As for Nvidia, its upcoming split in 2024 is accompanied by a return of only 48.1% compared to the broader market’s 86.6%. Still, its unique market positioning as an AI hardware leader has the potential to reward patient investors.

Tesla’s 2022 split has so far returned just 32.1%, significantly trailing the S&P’s 66.4%. Nevertheless, Tesla’s credibility in electric vehicles and automation continues to keep investors optimistic about future gains given advancements in full self-driving and energy storage capabilities.

Fundamental Innovations vs. Stock Splits

When evaluating performance and considering future investments, it’s evident that a stock split in and of itself should never be a standalone reason to buy. The success of a stock ultimately lies in the company’s innovative capabilities, competitive positioning in the market, and strategic execution in areas like AI, cloud computing, and automation technologies—not simply the allure of a lower share price.
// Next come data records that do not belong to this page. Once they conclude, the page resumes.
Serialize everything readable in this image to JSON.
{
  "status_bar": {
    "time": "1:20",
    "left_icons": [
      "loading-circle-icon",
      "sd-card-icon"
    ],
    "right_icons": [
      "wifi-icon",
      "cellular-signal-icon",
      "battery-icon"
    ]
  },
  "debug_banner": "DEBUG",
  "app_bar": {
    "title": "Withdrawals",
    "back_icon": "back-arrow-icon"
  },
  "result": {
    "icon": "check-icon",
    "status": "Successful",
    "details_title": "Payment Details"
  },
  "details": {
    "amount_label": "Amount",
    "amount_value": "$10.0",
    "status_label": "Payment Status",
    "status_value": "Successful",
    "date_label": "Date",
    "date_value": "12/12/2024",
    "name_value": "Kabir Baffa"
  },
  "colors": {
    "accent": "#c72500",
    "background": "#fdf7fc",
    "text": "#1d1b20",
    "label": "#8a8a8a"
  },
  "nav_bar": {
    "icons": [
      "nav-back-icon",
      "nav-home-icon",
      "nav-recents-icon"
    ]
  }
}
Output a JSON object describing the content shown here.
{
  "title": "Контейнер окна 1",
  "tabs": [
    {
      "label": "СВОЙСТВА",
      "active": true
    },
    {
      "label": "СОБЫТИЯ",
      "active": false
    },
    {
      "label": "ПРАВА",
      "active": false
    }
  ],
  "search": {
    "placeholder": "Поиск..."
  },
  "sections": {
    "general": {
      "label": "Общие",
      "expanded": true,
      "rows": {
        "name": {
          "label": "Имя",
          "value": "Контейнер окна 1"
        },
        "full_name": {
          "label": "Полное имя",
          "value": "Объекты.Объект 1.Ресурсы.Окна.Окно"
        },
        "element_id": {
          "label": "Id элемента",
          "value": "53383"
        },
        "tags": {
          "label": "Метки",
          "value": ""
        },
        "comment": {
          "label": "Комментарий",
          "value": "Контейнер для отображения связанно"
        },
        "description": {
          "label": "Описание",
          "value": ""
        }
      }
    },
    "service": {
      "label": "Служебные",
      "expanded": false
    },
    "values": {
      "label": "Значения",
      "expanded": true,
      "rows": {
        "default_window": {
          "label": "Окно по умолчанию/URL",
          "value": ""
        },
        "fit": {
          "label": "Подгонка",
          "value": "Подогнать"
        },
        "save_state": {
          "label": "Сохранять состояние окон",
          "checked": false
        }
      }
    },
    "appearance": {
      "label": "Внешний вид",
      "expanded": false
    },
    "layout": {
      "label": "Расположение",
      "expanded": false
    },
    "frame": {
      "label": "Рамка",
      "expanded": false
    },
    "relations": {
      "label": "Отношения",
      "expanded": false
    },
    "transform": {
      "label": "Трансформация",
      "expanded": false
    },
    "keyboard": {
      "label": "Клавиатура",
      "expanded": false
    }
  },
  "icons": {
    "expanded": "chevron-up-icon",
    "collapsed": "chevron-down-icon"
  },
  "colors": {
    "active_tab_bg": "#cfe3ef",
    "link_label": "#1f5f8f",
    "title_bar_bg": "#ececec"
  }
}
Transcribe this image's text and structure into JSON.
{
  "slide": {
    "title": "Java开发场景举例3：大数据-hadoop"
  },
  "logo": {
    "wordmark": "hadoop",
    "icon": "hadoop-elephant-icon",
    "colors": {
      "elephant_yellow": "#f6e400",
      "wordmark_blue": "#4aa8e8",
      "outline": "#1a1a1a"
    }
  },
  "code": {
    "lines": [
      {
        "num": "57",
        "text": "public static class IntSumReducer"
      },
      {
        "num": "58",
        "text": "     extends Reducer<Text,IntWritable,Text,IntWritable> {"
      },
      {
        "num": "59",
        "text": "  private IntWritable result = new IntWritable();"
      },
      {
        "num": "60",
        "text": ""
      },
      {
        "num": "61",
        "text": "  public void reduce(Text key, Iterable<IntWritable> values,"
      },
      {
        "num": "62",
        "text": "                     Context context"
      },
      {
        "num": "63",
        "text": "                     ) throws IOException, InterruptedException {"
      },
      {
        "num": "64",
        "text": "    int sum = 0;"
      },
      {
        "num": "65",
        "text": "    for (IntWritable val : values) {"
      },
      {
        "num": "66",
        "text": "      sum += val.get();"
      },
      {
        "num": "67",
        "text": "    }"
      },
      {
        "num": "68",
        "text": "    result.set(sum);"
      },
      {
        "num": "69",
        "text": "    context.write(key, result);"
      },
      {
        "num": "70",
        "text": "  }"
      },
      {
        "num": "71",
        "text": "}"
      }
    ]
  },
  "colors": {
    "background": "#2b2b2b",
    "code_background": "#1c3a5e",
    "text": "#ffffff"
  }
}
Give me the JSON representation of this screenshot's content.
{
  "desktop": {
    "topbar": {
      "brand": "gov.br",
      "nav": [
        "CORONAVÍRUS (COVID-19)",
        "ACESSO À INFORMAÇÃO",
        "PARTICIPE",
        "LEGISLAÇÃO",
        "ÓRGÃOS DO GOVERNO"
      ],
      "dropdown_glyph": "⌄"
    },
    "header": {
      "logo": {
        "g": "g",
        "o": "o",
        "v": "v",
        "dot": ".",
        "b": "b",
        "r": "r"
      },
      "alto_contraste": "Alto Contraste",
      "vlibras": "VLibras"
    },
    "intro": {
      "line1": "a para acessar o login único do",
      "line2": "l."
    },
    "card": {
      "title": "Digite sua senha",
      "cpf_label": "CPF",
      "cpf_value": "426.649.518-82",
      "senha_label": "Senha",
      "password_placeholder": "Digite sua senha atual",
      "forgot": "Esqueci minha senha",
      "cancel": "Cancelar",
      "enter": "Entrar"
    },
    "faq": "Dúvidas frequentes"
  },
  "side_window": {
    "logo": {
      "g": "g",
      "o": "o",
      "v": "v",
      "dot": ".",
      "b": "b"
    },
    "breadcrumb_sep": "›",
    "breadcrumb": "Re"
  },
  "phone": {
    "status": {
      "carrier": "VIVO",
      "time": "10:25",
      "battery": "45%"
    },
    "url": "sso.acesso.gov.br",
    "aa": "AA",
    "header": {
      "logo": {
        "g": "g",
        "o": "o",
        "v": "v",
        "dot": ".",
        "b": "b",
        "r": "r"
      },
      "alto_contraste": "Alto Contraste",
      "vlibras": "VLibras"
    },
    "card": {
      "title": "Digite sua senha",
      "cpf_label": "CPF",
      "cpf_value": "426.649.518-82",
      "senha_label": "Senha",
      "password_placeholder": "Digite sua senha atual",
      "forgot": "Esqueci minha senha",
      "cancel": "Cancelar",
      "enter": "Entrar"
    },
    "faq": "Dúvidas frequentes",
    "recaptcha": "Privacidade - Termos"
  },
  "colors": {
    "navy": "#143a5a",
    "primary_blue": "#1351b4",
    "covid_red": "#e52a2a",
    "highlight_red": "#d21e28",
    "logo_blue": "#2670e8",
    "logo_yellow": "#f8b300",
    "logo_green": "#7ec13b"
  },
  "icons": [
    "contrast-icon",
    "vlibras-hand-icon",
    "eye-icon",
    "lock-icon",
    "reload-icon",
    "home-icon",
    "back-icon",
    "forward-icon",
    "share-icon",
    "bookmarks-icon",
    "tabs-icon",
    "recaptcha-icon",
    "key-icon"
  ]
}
As Wall Street becomes increasingly enamored with AI technologies, the focus is shifting toward identifying companies with genuine growth potential. An analyst who identified Nvidia’s potential back in 2010 has recently pinpointed ten new AI companies poised for substantial growth, encompassing ventures in equipment markets and technologies that could reshape industries.

Final Thoughts

In this complex and rapidly evolving market landscape, investors must navigate beyond stock splits to assess the real drivers behind a company’s performance. As the cases of Alphabet and Tesla illustrate, strong fundamentals combined with positive market sentiment can indeed lead to lasting outperformance. However, the historical data indicates that stock splits alone do not guarantee success—the narrative must also be grounded in tangible growth and innovation.